I am asking this because the ground truth and my predicted mask is almost identical, I fear it was just inverting colors.


by the way this are my results

The center image (predicted mask) shows that background is correctly segmented but the two objects are not since that part is equal to 0. Can you try plotting predicted_class directly ?

Hi! Thank you for replying. I dont understand why can you say that the two objects are not segmented correctly? is it because of the color?

Yes. I think the default cmap is viridis and when I print the values for 0 and 255 (note that pyplot rescales the array to have max become 255 and min become 0) I get

viridis = plt.cm.get_cmap('viridis', 12)
print(viridis(0), viridis(255))
(0.267004, 0.004874, 0.329415, 1.0) (0.993248, 0.906157, 0.143936, 1.0)

So, yellow is 255 and purple is 0, which could mean the purple part is wrongly segmented.

Thank you for your help.
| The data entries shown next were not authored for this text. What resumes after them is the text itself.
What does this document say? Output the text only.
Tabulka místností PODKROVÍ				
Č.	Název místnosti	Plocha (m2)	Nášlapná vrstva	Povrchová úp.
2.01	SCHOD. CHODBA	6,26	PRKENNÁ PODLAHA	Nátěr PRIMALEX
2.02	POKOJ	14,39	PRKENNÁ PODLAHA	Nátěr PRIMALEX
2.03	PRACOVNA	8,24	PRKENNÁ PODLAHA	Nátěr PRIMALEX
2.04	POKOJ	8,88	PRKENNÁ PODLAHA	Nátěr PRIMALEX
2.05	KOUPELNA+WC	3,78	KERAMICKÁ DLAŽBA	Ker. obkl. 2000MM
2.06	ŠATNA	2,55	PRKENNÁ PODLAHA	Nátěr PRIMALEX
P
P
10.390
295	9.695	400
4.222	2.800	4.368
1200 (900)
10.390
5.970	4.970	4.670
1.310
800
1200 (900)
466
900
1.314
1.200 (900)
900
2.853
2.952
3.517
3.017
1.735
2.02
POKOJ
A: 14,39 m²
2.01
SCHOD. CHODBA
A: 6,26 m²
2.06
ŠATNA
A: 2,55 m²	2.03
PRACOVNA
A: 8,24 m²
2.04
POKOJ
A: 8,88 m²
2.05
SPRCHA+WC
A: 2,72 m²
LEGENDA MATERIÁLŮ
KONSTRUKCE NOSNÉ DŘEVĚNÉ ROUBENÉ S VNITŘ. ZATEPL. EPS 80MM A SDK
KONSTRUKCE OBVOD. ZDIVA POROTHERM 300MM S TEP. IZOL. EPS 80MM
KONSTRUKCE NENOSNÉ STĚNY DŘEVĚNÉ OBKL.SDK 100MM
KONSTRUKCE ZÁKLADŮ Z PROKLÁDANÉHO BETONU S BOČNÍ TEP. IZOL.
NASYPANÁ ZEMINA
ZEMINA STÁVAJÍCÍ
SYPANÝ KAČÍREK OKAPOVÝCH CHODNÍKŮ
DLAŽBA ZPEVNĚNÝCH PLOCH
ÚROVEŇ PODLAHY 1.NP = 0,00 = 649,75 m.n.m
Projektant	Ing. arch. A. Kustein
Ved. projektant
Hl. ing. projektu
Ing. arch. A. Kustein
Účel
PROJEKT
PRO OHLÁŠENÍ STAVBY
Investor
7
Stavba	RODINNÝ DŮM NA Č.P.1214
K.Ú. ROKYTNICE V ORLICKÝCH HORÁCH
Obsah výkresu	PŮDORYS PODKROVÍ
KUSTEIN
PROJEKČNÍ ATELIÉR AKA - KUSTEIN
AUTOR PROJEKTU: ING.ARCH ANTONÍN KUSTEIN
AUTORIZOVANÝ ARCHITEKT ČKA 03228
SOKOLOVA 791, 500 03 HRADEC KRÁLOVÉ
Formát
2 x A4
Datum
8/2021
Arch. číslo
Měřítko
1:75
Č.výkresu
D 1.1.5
Can you help me pinpoint where I might did something wrong for the objects inside be wrongly segmented?

Can you plot the predicted_class using

plt.subplot(1, 3, 2)
plt.imshow(predicted_class.detach().cpu().squeeze())
plt.title('predicted mask')

I am saddened by this!

can you please help me figure out my mistake?
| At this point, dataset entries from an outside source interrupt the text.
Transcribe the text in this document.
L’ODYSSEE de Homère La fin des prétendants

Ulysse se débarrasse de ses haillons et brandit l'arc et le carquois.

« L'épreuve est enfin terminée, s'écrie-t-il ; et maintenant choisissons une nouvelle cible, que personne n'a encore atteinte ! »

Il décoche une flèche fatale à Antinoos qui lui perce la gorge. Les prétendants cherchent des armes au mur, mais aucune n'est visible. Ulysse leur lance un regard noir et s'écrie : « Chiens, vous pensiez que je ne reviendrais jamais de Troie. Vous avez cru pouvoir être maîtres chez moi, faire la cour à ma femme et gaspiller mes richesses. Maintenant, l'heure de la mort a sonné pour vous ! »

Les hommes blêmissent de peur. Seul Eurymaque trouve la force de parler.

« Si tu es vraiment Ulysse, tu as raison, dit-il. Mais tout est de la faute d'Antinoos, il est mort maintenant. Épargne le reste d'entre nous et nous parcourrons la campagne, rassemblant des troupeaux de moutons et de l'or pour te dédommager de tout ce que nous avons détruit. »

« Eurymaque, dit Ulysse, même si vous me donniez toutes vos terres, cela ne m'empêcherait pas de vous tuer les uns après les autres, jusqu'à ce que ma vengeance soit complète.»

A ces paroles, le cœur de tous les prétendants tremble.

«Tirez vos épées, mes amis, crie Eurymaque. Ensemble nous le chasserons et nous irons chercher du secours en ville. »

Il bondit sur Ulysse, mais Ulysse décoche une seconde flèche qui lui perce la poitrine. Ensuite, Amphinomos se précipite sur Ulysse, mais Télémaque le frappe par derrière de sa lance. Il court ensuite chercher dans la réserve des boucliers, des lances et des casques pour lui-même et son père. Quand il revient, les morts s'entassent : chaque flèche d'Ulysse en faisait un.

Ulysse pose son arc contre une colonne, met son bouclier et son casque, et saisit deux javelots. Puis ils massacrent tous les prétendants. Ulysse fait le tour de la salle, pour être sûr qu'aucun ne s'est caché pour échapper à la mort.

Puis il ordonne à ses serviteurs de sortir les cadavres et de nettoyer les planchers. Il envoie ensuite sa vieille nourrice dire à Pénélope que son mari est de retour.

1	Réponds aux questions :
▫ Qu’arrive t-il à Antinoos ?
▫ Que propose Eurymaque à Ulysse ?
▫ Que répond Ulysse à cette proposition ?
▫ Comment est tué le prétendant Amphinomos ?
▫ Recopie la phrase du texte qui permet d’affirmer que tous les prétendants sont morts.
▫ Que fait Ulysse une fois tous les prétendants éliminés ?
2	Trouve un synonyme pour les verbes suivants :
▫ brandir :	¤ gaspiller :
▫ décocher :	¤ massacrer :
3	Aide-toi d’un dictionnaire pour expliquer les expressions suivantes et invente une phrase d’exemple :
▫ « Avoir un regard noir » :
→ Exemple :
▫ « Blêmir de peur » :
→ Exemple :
Hmmm…looks like the model has predicted everything as background. What kind of dice scores were you getting during training?
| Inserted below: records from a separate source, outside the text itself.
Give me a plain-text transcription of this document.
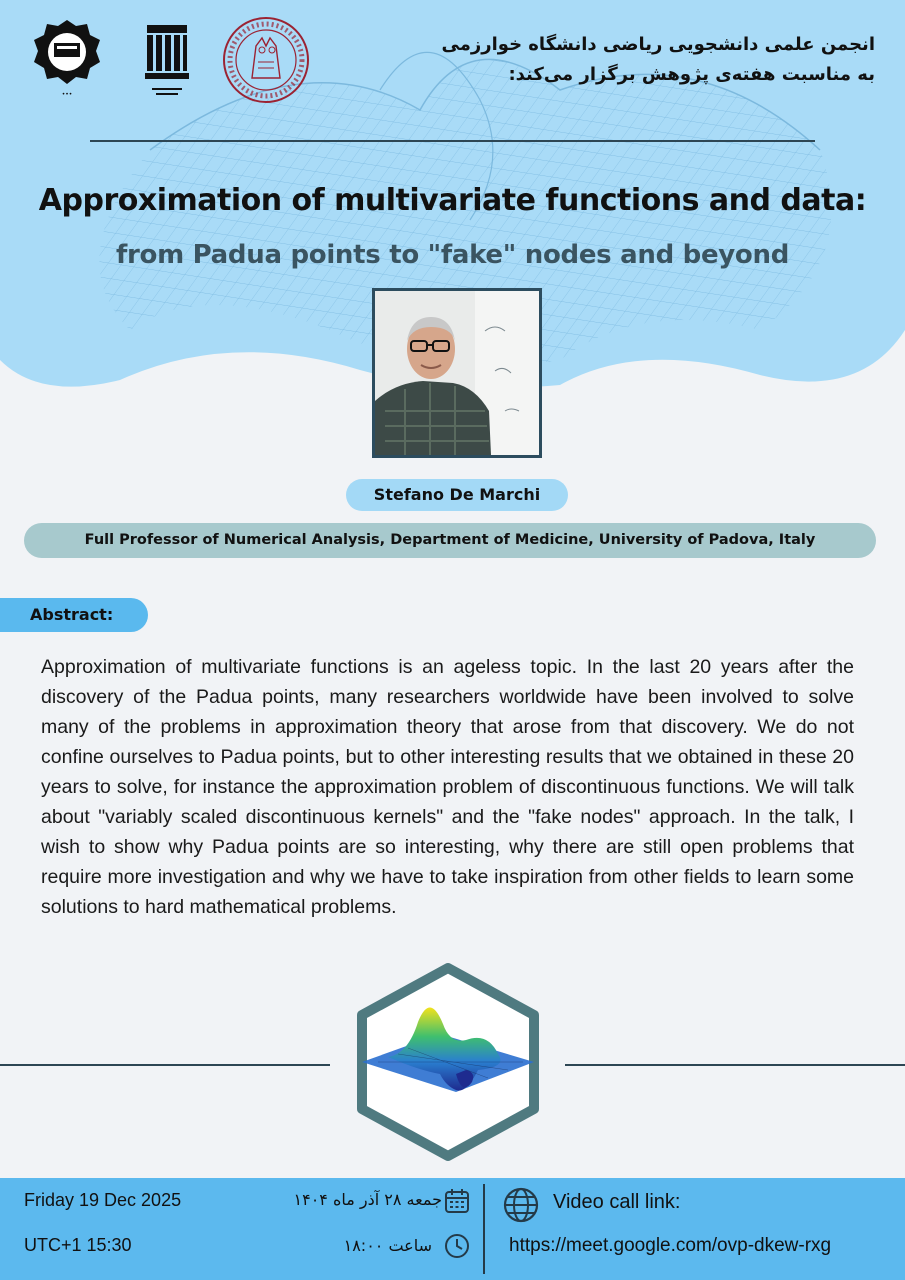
•••
انجمن علمی دانشجویی ریاضی دانشگاه خوارزمی
به مناسبت هفته‌ی پژوهش برگزار می‌کند:
Approximation of multivariate functions and data:
from Padua points to "fake" nodes and beyond
Stefano De Marchi
Full Professor of Numerical Analysis, Department of Medicine, University of Padova, Italy
Abstract:
Approximation of multivariate functions is an ageless topic. In the last 20 years after the discovery of the Padua points, many researchers worldwide have been involved to solve many of the problems in approximation theory that arose from that discovery. We do not confine ourselves to Padua points, but to other interesting results that we obtained in these 20 years to solve, for instance the approximation problem of discontinuous functions. We will talk about "variably scaled discontinuous kernels" and the "fake nodes" approach. In the talk, I wish to show why Padua points are so interesting, why there are still open problems that require more investigation and why we have to take inspiration from other fields to learn some solutions to hard mathematical problems.
Friday 19 Dec 2025
UTC+1 15:30
جمعه ۲۸ آذر ماه ۱۴۰۴
ساعت ۱۸:۰۰
Video call link:
https://meet.google.com/ovp-dkew-rxg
For a detailed explanation on the project I am working I am goin to put all the details. I am currently working to develop a model that can hopefully take an RGB image containing garbage and outputs a segmented image (i am hoping to segment it according to the 60 categories I defined). I used Adam as the optimizer and cross-entropy as the loss_function. During training, (I tried 10 epoch at most), the lowest loss value I got was 0.14. This is my training script:

BATCH_SIZE = 4
EPOCHS = 3

def train(model):
  model.train()
  for epoch in range(EPOCHS):
      for i in tqdm(range(0, len(img_train), BATCH_SIZE)): 
          batch_img_train = img_train[i:i+BATCH_SIZE].view(-1, 3, 448, 448)
          batch_mask_train = mask_train[i:i+BATCH_SIZE].view(-1, 1, 448, 448)
        
          model.zero_grad()

          outputs = model(batch_img_train)
        
          loss = loss_function(outputs, batch_mask_train.squeeze(1).long())
          loss.backward()
          optimizer.step()    # Does the update

      print(f"Epoch: {epoch}. Loss: {loss}")
  
  return batch_img_train, batch_mask_train, outputs

train(model)

Hmmm, although the loss may seem small, but since the background class much more abundant, the model might have got away with predicting every pixel as background. Can you try using dice as both loss and as a metric ? Also, is the loss around 0.14 for validation too ?

I may sound so dumb but I don’t understand what you with “using dice as both loss and as a metric”. Can you please help me understand that?

There is something called dice loss (which is quite similar to F1-score but can also be soft to be differentiable) which is used regularly in semantic segmentation tasks. The dice score (or F1-score) can then also be used as a metric to evaluate one’s model on the validation set.

Thank your for your response. I’ve read about the problem that I currently have and according to the articles I’ve read, my network might have what they call “class imbalance”. The images in my dataset mostly contain small garbage only. How can I solve this kind of problem?

Dice loss should help I think. If not you can try to ‘oversample’ by selecting patches of the ‘small garbage’ more often.

is dice loss the same with what they call IoU? and how do I oversample?

It is slightly different, while dice score (hard) is

2 * TP / (2 * TP + FP +FN)

IOU is

TP / (TP + FP + FN)

What part of my code should I implement dice?

You can replace loss_function with cross_entropy plus dice loss.

My loss function is already cross entropy. How do I incorporate dice loss with it?